Quatre minarets se dressent à l'heure actuelle dans le ciel suisse: à Genève, Zurich, Winterthour et depuis peu à Wangen bei Olten (SO).

Un cinquième est planifié à Langenthal (BE). La demande de permis de construire y est encore pendante.

A Wangen, le minaret, réalisé par l'association culturelle turque, est construit depuis un mois, après bien des péripéties juridiques.

Dans le canton de Berne, la procédure concernant une demande d'autorisation de construire un minaret à Langenthal est toujours en cours.

Les initiants doivent revoir leurs plans après l'acceptation par les autorités communales de recours des voisins.

Deux projets ont par ailleurs été abandonnés dans les cantons de Lucerne et de St-Gall.

Selon une étude de la Commission fédérale des étrangers, il existe en Suisse 130 centres culturels ou de prières musulmans.

La plupart d'entre eux se trouvent dans des immeubles conventionnels.

Le National renforce l'appareil contre le génocide

La Suisse veut par ailleurs se donner les moyens d'entamer des poursuites contre les auteurs des crimes les plus atroces.

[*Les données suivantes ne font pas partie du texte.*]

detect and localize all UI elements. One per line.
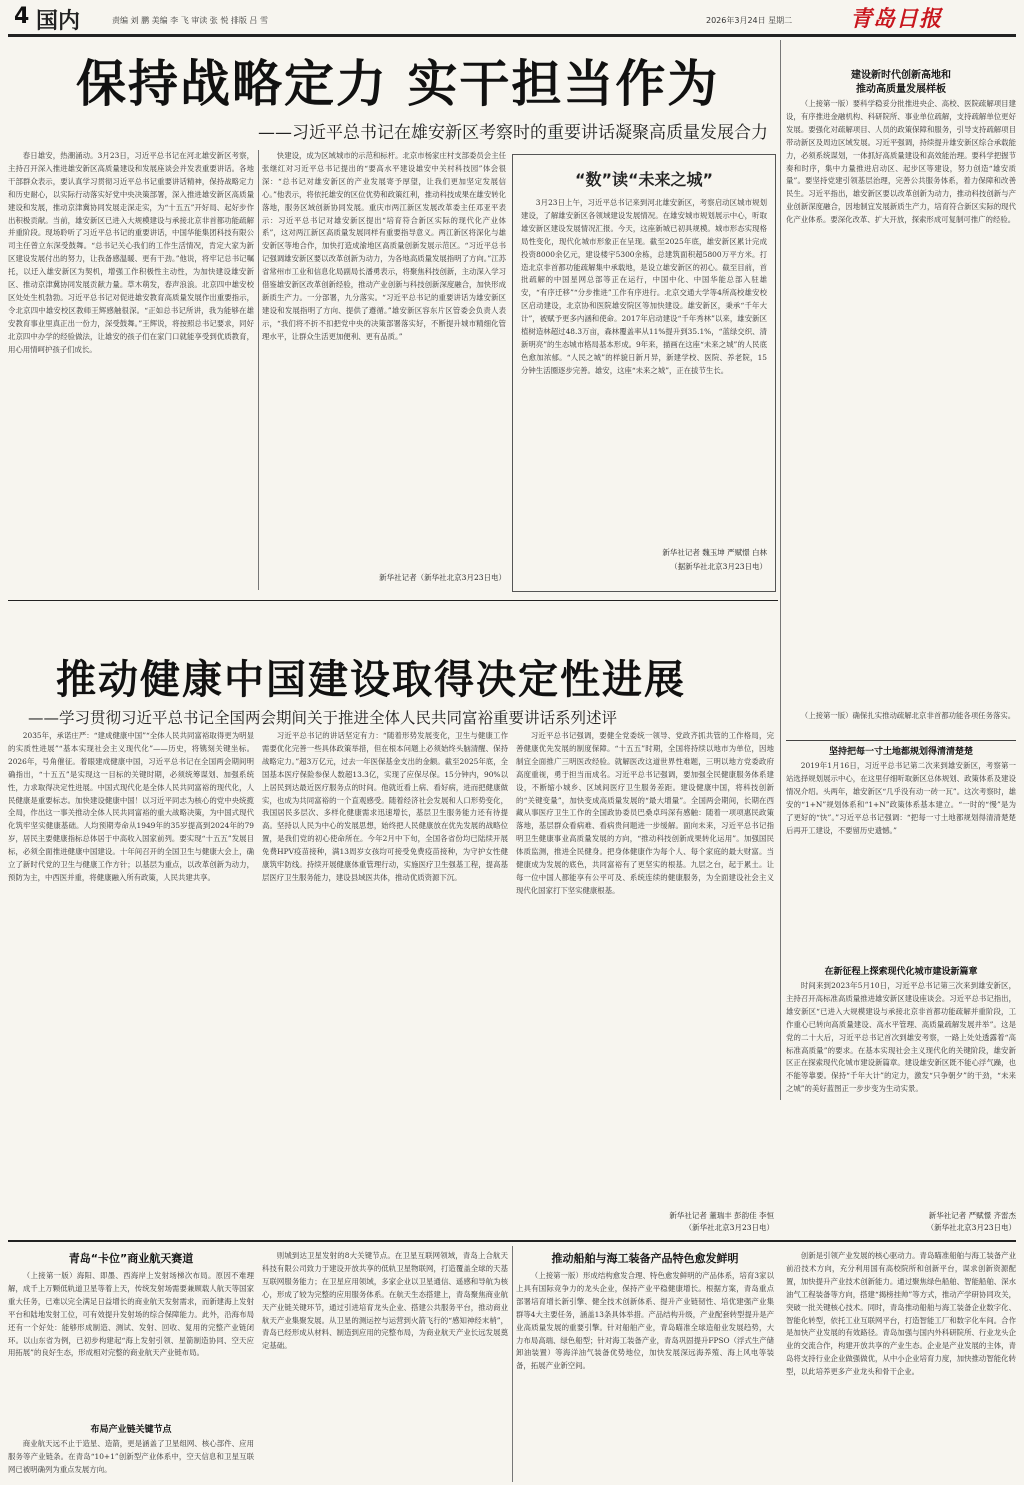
- bottom-a-text-2: 商业航天远不止于造星、造箭，更是涵盖了卫星组网、核心部件、应用服务等产业链条。在青岛“10+1”创新型产业体系中，空天信息和卫星互联网已被明确列为重点发展方向。: [8, 1439, 254, 1474]
- lead-column-1: 春日雄安，热潮涌动。3月23日，习近平总书记在河北雄安新区考察，主持召开深入推进雄安新区高质量建设和发展座谈会并发表重要讲话。各地干部群众表示，要认真学习贯彻习近平总书记重要讲话精神，保持战略定力和历史耐心，以实际行动落实好党中央决策部署，深入推进雄安新区高质量建设和发展，推动京津冀协同发展走深走实，为“十五五”开好局、起好步作出积极贡献。当前，雄安新区已进入大规模建设与承接北京非首都功能疏解并重阶段。现场聆听了习近平总书记的重要讲话，中国华能集团科技有限公司主任曾立东深受鼓舞。“总书记关心我们的工作生活情况，肯定大家为新区建设发展付出的努力，让我备感温暖、更有干劲。”他说，将牢记总书记嘱托，以迁入雄安新区为契机，增强工作积极性主动性，为加快建设雄安新区、推动京津冀协同发展贡献力量。草木萌发，春声浪浪。北京四中雄安校区处处生机勃勃。习近平总书记对促进雄安教育高质量发展作出重要指示，令北京四中雄安校区教师王辉感触很深。“正如总书记所讲，我为能够在雄安教育事业里真正出一份力，深受鼓舞。”王辉说，将按照总书记要求，同好北京四中办学的经验做法，让雄安的孩子们在家门口就能享受到优质教育，用心用情呵护孩子们成长。: [8, 151, 254, 354]
- data-story-byline: 新华社记者 魏玉坤 严赋憬 白林: [662, 548, 767, 557]
- issue-date: 2026年3月24日 星期二: [706, 16, 793, 25]
- bottom-a-subhead: 布局产业链关键节点: [90, 1425, 172, 1435]
- bottom-c-text: （上接第一版）形成结构愈发合理、特色愈发鲜明的产品体系，培育3家以上具有国际竞争力的龙头企业，保持产业平稳健康增长。根据方案，青岛重点部署培育增长新引擎、健全技术创新体系、提升产业链韧性、培优建强产业集群等4大主要任务，涵盖13条具体举措。产品结构升级，产业配套转型提升是产业高质量发展的重要引擎。针对船舶产业，青岛瞄准全球造船业发展趋势，大力布局高端、绿色船型；针对海工装备产业，青岛巩固提升FPSO（浮式生产储卸油装置）等海洋油气装备优势地位，加快发展深远海养殖、海上风电等装备，拓展产业新空间。: [516, 1271, 774, 1371]
- data-story-box: [512, 154, 776, 592]
- second-column-3: 习近平总书记强调，要健全党委统一领导、党政齐抓共管的工作格局，完善健康优先发展的制度保障。“十五五”时期，全国将持续以地市为单位，因地制宜全面推广三明医改经验。就解医改这道世界性难题，三明以地方党委政府高度重视，勇于担当而成名。习近平总书记强调，要加强全民健康服务体系建设，不断缩小城乡、区域间医疗卫生服务差距。建设健康中国，将科技创新的“关键变量”，加快变成高质量发展的“最大增量”。全国两会期间，长期在西藏从事医疗卫生工作的全国政协委员巴桑卓玛深有感触：随着一项项惠民政策落地，基层群众看病难、看病贵问题进一步缓解。面向未来，习近平总书记指明卫生健康事业高质量发展的方向，“推动科技创新成果转化运用”。加强国民体质监测，推进全民健身。把身体健康作为每个人、每个家庭的最大财富。当健康成为发展的底色，共同富裕有了更坚实的根基。九层之台，起于累土。让每一位中国人都能享有公平可及、系统连续的健康服务，为全面建设社会主义现代化国家打下坚实健康根基。: [516, 731, 774, 895]
- second-byline: 新华社记者 董瑞丰 彭韵佳 李恒: [669, 1211, 774, 1220]
- right-head-3: 在新征程上探索现代化城市建设新篇章: [824, 967, 978, 977]
- bottom-a-title: 青岛“卡位”商业航天赛道: [68, 1252, 194, 1265]
- lead-subhead: ——习近平总书记在雄安新区考察时的重要讲话凝聚高质量发展合力: [258, 123, 768, 143]
- right-divider: [786, 740, 1016, 741]
- right-column-divider: [780, 40, 781, 1100]
- second-column-2: 习近平总书记的讲话坚定有力：“随着形势发展变化，卫生与健康工作需要优化完善一些具体政策举措，但在根本问题上必须始终头脑清醒、保持战略定力。”超3万亿元，过去一年医保基金支出的金额。截至2025年底，全国基本医疗保险参保人数超13.3亿，实现了应保尽保。15分钟内，90%以上居民到达最近医疗服务点的时间。他就近看上病、看好病，进而把健康做实，也成为共同富裕的一个直观感受。随着经济社会发展和人口形势变化，我国居民多层次、多样化健康需求迅速增长，基层卫生服务能力还有待提高。坚持以人民为中心的发展思想，始终把人民健康放在优先发展的战略位置，是我们党的初心使命所在。今年2月中下旬，全国各省份均已陆续开展免费HPV疫苗接种，满13周岁女孩均可接受免费疫苗接种，为守护女性健康筑牢防线。持续开展健康体重管理行动，实施医疗卫生强基工程，提高基层医疗卫生服务能力，建设县域医共体，推动优质资源下沉。: [262, 731, 508, 882]
- lead-headline: 保持战略定力 实干担当作为: [76, 55, 720, 113]
- column-divider: [258, 150, 259, 590]
- bottom-c-title: 推动船舶与海工装备产品特色愈发鲜明: [551, 1252, 739, 1265]
- right-byline-source: （新华社北京3月23日电）: [926, 1223, 1016, 1232]
- right-text-3: 时间来到2023年5月10日，习近平总书记第三次来到雄安新区，主持召开高标准高质量推进雄安新区建设座谈会。习近平总书记指出，雄安新区“已进入大规模建设与承接北京非首都功能疏解并重阶段，工作重心已转向高质量建设、高水平管理、高质量疏解发展并举”。这是党的二十大后，习近平总书记首次到雄安考察，一路上处处透露着“高标准高质量”的要求。在基本实现社会主义现代化的关键阶段，雄安新区正在探索现代化城市建设新篇章。建设雄安新区既不能心浮气躁，也不能等靠要。保持“千年大计”的定力，激发“只争朝夕”的干劲，“未来之城”的美好蓝图正一步步变为生动实景。: [786, 981, 1016, 1094]
- data-story-title: “数”读“未来之城”: [574, 170, 714, 189]
- bottom-d-text: 创新是引领产业发展的核心驱动力。青岛瞄准船舶与海工装备产业前沿技术方向，充分利用国有高校院所和创新平台，谋求创新资源配置，加快提升产业技术创新能力。通过聚焦绿色船舶、智能船舶、深水油气工程装备等方向，搭建“揭榜挂帅”等方式，推动产学研协同攻关，突破一批关键核心技术。同时，青岛推动船舶与海工装备企业数字化、智能化转型，依托工业互联网平台，打造智能工厂和数字化车间。合作是加快产业发展的有效路径。青岛加强与国内外科研院所、行业龙头企业的交流合作，构建开放共享的产业生态。企业是产业发展的主体，青岛将支持行业企业做强做优，从中小企业培育力度，加快推动智能化转型，以此培养更多产业龙头和骨干企业。: [786, 1251, 1016, 1377]
- section-rule: [8, 600, 778, 601]
- masthead: [0, 0, 1024, 34]
- right-head-1: 建设新时代创新高地和: [851, 70, 951, 81]
- right-head-1b: 推动高质量发展样板: [856, 84, 946, 95]
- right-text-2: 2019年1月16日，习近平总书记第二次来到雄安新区，考察第一站选择规划展示中心，在这里仔细听取新区总体规划、政策体系及建设情况介绍。头两年，雄安新区“几乎没有动一砖一瓦”。这次考察时，雄安的“1+N”规划体系和“1+N”政策体系基本建立。“一时的“慢”是为了更好的“快”。”习近平总书记强调：“把每一寸土地都规划得清清楚楚后再开工建设，不要留历史遗憾。”: [786, 761, 1016, 835]
- lead-byline: 新华社记者（新华社北京3月23日电）: [379, 573, 506, 582]
- newspaper-logo: 青岛日报: [850, 6, 943, 32]
- data-story-text: 3月23日上午，习近平总书记来到河北雄安新区，考察启动区城市规划建设，了解雄安新区各领域建设发展情况。在雄安城市规划展示中心，听取雄安新区建设发展情况汇报。今天，这座新城已初具规模。城市形态实现格局性变化，现代化城市形象正在呈现。截至2025年底，雄安新区累计完成投资8000余亿元，建设楼宇5300余栋，总建筑面积超5800万平方米。打造北京非首都功能疏解集中承载地，是设立雄安新区的初心。截至目前，首批疏解的中国星网总部等正在运行，中国中化、中国华能总部入驻雄安，“有序迁移”“分步推进”工作有序进行。北京交通大学等4所高校雄安校区启动建设，北京协和医院雄安院区等加快建设。雄安新区，秉承“千年大计”，被赋予更多内涵和使命。2017年启动建设“千年秀林”以来，雄安新区植树造林超过48.3万亩，森林覆盖率从11%提升到35.1%，“蓝绿交织、清新明亮”的生态城市格局基本形成。9年来，描画在这座“未来之城”的人民底色愈加浓郁。“人民之城”的样貌日新月异，新建学校、医院、养老院，15分钟生活圈逐步完善。雄安，这座“未来之城”，正在拔节生长。: [521, 198, 767, 375]
- bottom-a-text: （上接第一版）海阳、即墨、西海岸上发射场梯次布局。原因不难理解，成千上万颗低轨道卫星等着上天，传统发射场需要兼顾载人航天等国家重大任务，已难以完全满足日益增长的商业航天发射需求，而新建海上发射平台和陆地发射工位，可有效提升发射场的综合保障能力。此外，沿海布局还有一个好处：能够形成制造、测试、发射、回收、复用的完整产业链闭环。以山东省为例，已初步构建起“海上发射引领、星箭制造协同、空天应用拓展”的良好生态，形成相对完整的商业航天产业链布局。: [8, 1271, 254, 1358]
- bottom-divider: [512, 1246, 513, 1482]
- right-byline: 新华社记者 严赋憬 齐雷杰: [928, 1211, 1016, 1220]
- bottom-b-text: 则城到达卫星发射的8大关键节点。在卫星互联网领域，青岛上合航天科技有限公司致力于建设开放共享的低轨卫星物联网，打造覆盖全球的天基互联网服务能力；在卫星应用领域，多家企业以卫星通信、遥感和导航为核心，形成了较为完整的应用服务体系。在航天生态搭建上，青岛聚焦商业航天产业链关键环节，通过引进培育龙头企业、搭建公共服务平台，推动商业航天产业集聚发展。从卫星的测运控与运营到火箭飞行的“感知神经末梢”，青岛已经形成从材料、制造到应用的完整布局，为商业航天产业长远发展奠定基础。: [262, 1251, 508, 1351]
- data-story-source: （据新华社北京3月23日电）: [670, 562, 767, 571]
- second-subhead: ——学习贯彻习近平总书记全国两会期间关于推进全体人民共同富裕重要讲话系列述评: [28, 709, 618, 727]
- page-number: 4: [14, 4, 30, 29]
- right-text-1b: （上接第一版）确保扎实推动疏解北京非首都功能各项任务落实。: [800, 711, 1016, 720]
- lead-column-2: 快建设，成为区域城市的示范和标杆。北京市杨家庄村支部委员会主任张继红对习近平总书记提出的“要高水平建设雄安中关村科技园”体会很深：“总书记对雄安新区的产业发展寄予厚望，让我们更加坚定发展信心。”他表示，将依托雄安的区位优势和政策红利，推动科技成果在雄安转化落地，服务区域创新协同发展。重庆市两江新区发展改革委主任邓亚平表示：习近平总书记对雄安新区提出“培育符合新区实际的现代化产业体系”，这对两江新区高质量发展同样有重要指导意义。两江新区将深化与雄安新区等地合作，加快打造成渝地区高质量创新发展示范区。“习近平总书记强调雄安新区要以改革创新为动力，为各地高质量发展指明了方向。”江苏省常州市工业和信息化局副局长潘勇表示，将聚焦科技创新，主动深入学习借鉴雄安新区改革创新经验，推动产业创新与科技创新深度融合，加快形成新质生产力。一分部署，九分落实。“习近平总书记的重要讲话为雄安新区建设和发展指明了方向、提供了遵循。”雄安新区容东片区管委会负责人表示，“我们将不折不扣把党中央的决策部署落实好，不断提升城市精细化管理水平，让群众生活更加便利、更有品质。”: [262, 151, 506, 341]
- second-column-1: 2035年，承诺庄严：“建成健康中国”“全体人民共同富裕取得更为明显的实质性进展”“基本实现社会主义现代化”——历史，将镌刻关键坐标。2026年，号角催征。着眼建成健康中国，习近平总书记在全国两会期间明确指出，“十五五”是实现这一目标的关键时期，必须统筹谋划、加强系统性，力求取得决定性进展。中国式现代化是全体人民共同富裕的现代化，人民健康是重要标志。加快建设健康中国！以习近平同志为核心的党中央统揽全局，作出这一事关推动全体人民共同富裕的重大战略决策，为中国式现代化筑牢坚实健康基础。人均预期寿命从1949年的35岁提高到2024年的79岁，居民主要健康指标总体居于中高收入国家前列。要实现“十五五”发展目标，必须全面推进健康中国建设。十年间召开的全国卫生与健康大会上，确立了新时代党的卫生与健康工作方针；以基层为重点，以改革创新为动力，预防为主，中西医并重，将健康融入所有政策，人民共建共享。: [8, 731, 254, 882]
- right-head-2: 坚持把每一寸土地都规划得清清楚楚: [828, 747, 973, 757]
- bottom-rule: [8, 1240, 1016, 1242]
- section-name: 国内: [36, 9, 81, 34]
- editor-credits: 责编 刘 鹏 美编 李 飞 审读 张 悦 排版 吕 雪: [112, 16, 268, 25]
- right-text-1: （上接第一版）要科学稳妥分批推进央企、高校、医院疏解项目建设，有序推进金融机构、科研院所、事业单位疏解，支持疏解单位更好发展。要强化对疏解项目、人员的政策保障和服务，引导支持疏解项目带动新区及周边区域发展。习近平强调，持续提升雄安新区综合承载能力，必须系统谋划，一体抓好高质量建设和高效能治理。要科学把握节奏和时序，集中力量推进启动区、起步区等建设，努力创造“雄安质量”。要坚持党建引领基层治理，完善公共服务体系，着力保障和改善民生。习近平指出，雄安新区要以改革创新为动力，推动科技创新与产业创新深度融合，因地制宜发展新质生产力，培育符合新区实际的现代化产业体系。要深化改革、扩大开放，探索形成可复制可推广的经验。: [786, 99, 1016, 225]
- second-headline: 推动健康中国建设取得决定性进展: [56, 657, 686, 703]
- top-rule: [8, 34, 1016, 37]
- second-byline-source: （新华社北京3月23日电）: [684, 1223, 774, 1232]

Par 123 voix contre 39, le Conseil national a renforcé mercredi l'appareil pénal en vue de mettre en oeuvre le Statut de Rome de la Cour pénale internationale (CPI). Seule l'UDC s'est murée contre ces dispositions.

La Suisse ne doit pas servir de refuge aux auteurs de génocides et de crimes contre l'humanité. Il s'agit aussi d'éviter que des infractions commises sur son territoire ou ses ressortissants soient jugées par la CPI, a expliqué Daniel Jositsch (PS/ZH) au nom de la commission.

Actuellement, le droit pénal ne couvre les crimes de guerre que par un renvoi au droit humanitaire international. Les crimes visés, comme l'extermination, la réduction en esclavage ou les disparitions forcées, sont déjà couverts par le droit pénal suisse.

Le droit pénal mentionnera à l'avenir explicitement les actes de guerre contre une population civile, le recrutement d'enfants soldats ou le recours à des armes interdites. La notion de crime contre l'humanité sera précisée.

Seule correction apportée au projet du Conseil fédéral, la peine privative de liberté minimale pour le génocide et les crimes contre l'humanité a été augmentée de 5 à 10 ans. Le Conseil des Etats doit encore se prononcer.